PHILADELPHIA (November 28, 2016) – The most common type of kidney cancer in adults is renal cell carcinoma, whose incidence and mortality rate have increased over the past few decades. With recent technological advances, radiologists are increasingly using image-guided biopsy of renal masses to optimize treatment strategies for individual patients.
In a single study based on a review of a database assembled over the last 15 years, Fox Chase Cancer Center researchers recently showed that renal mass biopsy enabled accurate diagnosis of renal cell carcinoma. It can also be used to stratify patients based on disease risk — potentially minimizing the risk of over- or under-treatment groups who could be on surveillance versus those who need surgery because of more aggressive renal tumors. The findings will be presented at the annual meeting of the Radiological Society of North America (RSNA) held in Chicago, IL.
The research team reviewed clinical outcomes of 374 renal mass biopsies performed from 1999 to 2015. Core-needle biopsy, with or without fine-needle aspiration, was performed in 65 percent of cases, 41 percent of which underwent surgical resection. Core-needle biopsy enabled accurate diagnosis of renal cell carcinoma in 94 percent of cases who underwent surgical resection. Moreover, the biopsies successfully identified benign tumors in 11 percent of cases who could undergo surveillance imaging rather than surgery — reducing the risk of over-treatment.
“These findings showed that renal mass biopsy is effective in evaluating renal masses and should be considered in patients where the results would influence clinical decision-making,” said study author Rosaleen Parsons, MD, FACR, Chair of Diagnostic Imaging at Fox Chase.
However, the research revealed important caveats about the potential clinical effectiveness of renal mass biopsy.

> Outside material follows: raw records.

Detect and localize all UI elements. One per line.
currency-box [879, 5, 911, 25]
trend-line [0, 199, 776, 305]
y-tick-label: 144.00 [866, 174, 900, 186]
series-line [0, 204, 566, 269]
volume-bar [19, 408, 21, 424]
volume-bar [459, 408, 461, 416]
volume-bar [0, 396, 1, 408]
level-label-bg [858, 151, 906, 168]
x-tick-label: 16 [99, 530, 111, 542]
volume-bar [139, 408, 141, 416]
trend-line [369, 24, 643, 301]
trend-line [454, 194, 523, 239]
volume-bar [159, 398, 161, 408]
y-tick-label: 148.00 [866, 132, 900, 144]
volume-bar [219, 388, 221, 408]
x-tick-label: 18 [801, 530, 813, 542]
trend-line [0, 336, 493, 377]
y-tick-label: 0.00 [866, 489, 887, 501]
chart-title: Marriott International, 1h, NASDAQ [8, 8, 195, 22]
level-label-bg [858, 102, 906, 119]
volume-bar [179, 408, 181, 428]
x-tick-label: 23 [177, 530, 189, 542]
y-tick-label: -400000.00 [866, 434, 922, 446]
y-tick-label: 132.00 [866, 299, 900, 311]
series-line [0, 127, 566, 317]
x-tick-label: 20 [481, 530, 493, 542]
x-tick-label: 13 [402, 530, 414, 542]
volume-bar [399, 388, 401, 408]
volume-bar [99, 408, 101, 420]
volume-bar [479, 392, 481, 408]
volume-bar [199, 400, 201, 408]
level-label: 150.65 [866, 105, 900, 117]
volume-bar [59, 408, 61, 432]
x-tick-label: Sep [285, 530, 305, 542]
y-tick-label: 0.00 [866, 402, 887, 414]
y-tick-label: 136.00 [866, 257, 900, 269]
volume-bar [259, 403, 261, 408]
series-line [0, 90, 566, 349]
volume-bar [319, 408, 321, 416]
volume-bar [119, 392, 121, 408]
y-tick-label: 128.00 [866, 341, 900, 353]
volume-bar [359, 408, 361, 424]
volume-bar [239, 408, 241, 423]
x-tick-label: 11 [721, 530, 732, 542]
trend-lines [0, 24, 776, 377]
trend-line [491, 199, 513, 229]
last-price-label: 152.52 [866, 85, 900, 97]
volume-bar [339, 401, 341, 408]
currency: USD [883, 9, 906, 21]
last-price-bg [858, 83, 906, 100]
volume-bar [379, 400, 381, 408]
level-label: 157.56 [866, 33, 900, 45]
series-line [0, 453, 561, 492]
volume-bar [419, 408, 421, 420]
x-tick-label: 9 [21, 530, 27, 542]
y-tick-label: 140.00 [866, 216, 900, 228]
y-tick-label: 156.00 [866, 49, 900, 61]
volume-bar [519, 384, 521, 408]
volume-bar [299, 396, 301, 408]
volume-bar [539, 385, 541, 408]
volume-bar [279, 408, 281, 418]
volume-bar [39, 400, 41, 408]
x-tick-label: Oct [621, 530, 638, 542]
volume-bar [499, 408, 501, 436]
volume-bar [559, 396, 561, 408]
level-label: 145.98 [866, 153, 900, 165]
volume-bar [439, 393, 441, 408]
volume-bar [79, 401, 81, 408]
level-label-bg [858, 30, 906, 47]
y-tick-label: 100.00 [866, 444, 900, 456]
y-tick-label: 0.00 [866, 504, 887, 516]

For example, the biopsies led to inaccurate classifications of tumor grade in 37 percent of surgical cases, putting patients at risk of under-treatment.
In addition, 30 percent of patients who had biopsies and underwent surgery potentially had low-risk tumors, suggesting that they may have been over-treated and better managed by active surveillance. Despite these clinical uncertainties, the findings collectively suggested that renal mass biopsy could improve diagnostic accuracy to assist in clinical management.
“Combining renal mass biopsy with additional clinical pathways for the management of renal masses may help minimize over- and under-treatment risks,” Parsons said. “Balancing competing risks is important and should ultimately guide individualized patient care.”